В мае 2022-го на Каннском кинофестивале раздались сигналы воздушной тревоги. Так команда украинской драмы «Видение бабочки» напомнила о войне.

На красной дорожке участники перформанса развернули плакат «россияне убивают украинцев». Лица заслонили пометками «потенциально неприемлемый контент» — известными после фотографий зверств россиян в Буче.

С Канн начался путь фильма «Видение бабочки» режиссера Максима Наконечного к зрителю. С 6 апреля картину будут показывать в украинских кинотеатрах. Это история об изнасилованной в плену украинке-аэроразведчице, которая возвращается домой.

Мы побеседовали с исполнительницей главной роли Ритой Бурковской о том, что в ней изменил этот фильм.

Это кино о войне до 24 февраля 2022 года. Как полномасштабное вторжение изменило угол восприятия ленты?

Мы делали историю о людях, которые способны воспринимать мир с открытыми глазами. Я считаю это большим даром — смотреть на все, как есть, не прятаться от войны. А видеть и действовать. Собственно, моя героиня об этом.

Недавно погиб Дмитрий Коцюбайло, один из добровольцев, вдохновлявший и поражавший своим служением, победой. Перед тем, как снимать фильм, мы встречались с ним на базе в Авдеевке. Помню, мы искали Тоху (по сюжету — возлюбленный главной героини, — ред.) и я была поражена Дмитрием. Сказала: «Это же наш Тоха!"»

Мы создавали этот фильм именно потому, что все участники команды встречали в своей жизни такого Дмитрия. Представьте, три года назад человек говорил, что украинский язык это важно, и считался радикалом. Теперь проявилось то, что имеет подлинную сущность. И мы можем это переоценить. Были те, кто не понимал, зачем люди сражаются на востоке. Говорили, что они просто отравлены войной. А эти люди служили по зову сердца и имели силу принять реальность. Для меня одна из человеческих добродетелей — это смелость.

Вы смелый человек?

Ой, ну такое... В чем-то да, в чем-то нет.

У вас были какие-то этапы принятия войны? Когда случился Майдан, вы работали в Москве.
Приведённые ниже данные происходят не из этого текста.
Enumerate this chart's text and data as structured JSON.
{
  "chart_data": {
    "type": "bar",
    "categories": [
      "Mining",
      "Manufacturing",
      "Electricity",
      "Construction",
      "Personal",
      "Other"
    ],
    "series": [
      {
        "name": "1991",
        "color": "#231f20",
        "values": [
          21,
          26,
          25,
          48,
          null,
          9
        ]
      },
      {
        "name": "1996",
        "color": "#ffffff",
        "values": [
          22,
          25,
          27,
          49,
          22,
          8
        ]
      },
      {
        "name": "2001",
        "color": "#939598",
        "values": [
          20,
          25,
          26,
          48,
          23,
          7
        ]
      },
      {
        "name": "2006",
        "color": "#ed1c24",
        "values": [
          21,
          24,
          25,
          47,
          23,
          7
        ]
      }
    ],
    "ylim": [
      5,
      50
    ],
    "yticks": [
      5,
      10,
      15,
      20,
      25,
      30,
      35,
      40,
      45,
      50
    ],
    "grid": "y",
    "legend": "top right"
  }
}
Да, я работала там после университета где-то 2,5 года. Какое-то время в Школе драматического искусства Анатолия Васильева. У меня там был молодой человек. А после Майдана собрала вещи и уехала в никуда. Это было довольно смело. И жизнь мне вернула за эту смелость очень многое.

Как «Видение бабочки» воспринимали на международных фестивалях?

В Латвии, Литве, Польше ощущалась мощная поддержка и эмпатия. Они понимают, что происходит, потому что переживали то же самое. Не могу сказать обо всей Франции, но мне кажется, это одна из самых интересных аудиторий. Они любят кино, понимают его язык, им интересны детали психологии, телесности.

На кинофестивале в Чехии я поняла, что на пути продвижения культуры мы можем присутствовать в мире. Когда у тебя есть кино, на которое приходят в Карловых Варах или на Санденсе в США, а в нем твой культурный код, тогда ты становишься видимым, слышимым. Фотовыставки, фильмы — мы можем рассказать о героизме и пассионарности украинцев.

А как отнеслись к перформансу с воздушной тревогой в Каннах?

Мне это кажется замечательным. У нас были футболки с фотографией из Мариуполя фотографа Евгения Малолетки. Благодарны ему, что дал эти снимки просто так. Тогда Мариуполь звучал и воспринимался как большая рана, тотальное военное преступление россии. Мы сознательно выбрали не портреты людей, а визуально яркую историю.

В «Видении бабочки» много событий и драмы, но нет чрезмерной театральности. Это было так, будто зритель созерцает жизнь. Как вам это удалось?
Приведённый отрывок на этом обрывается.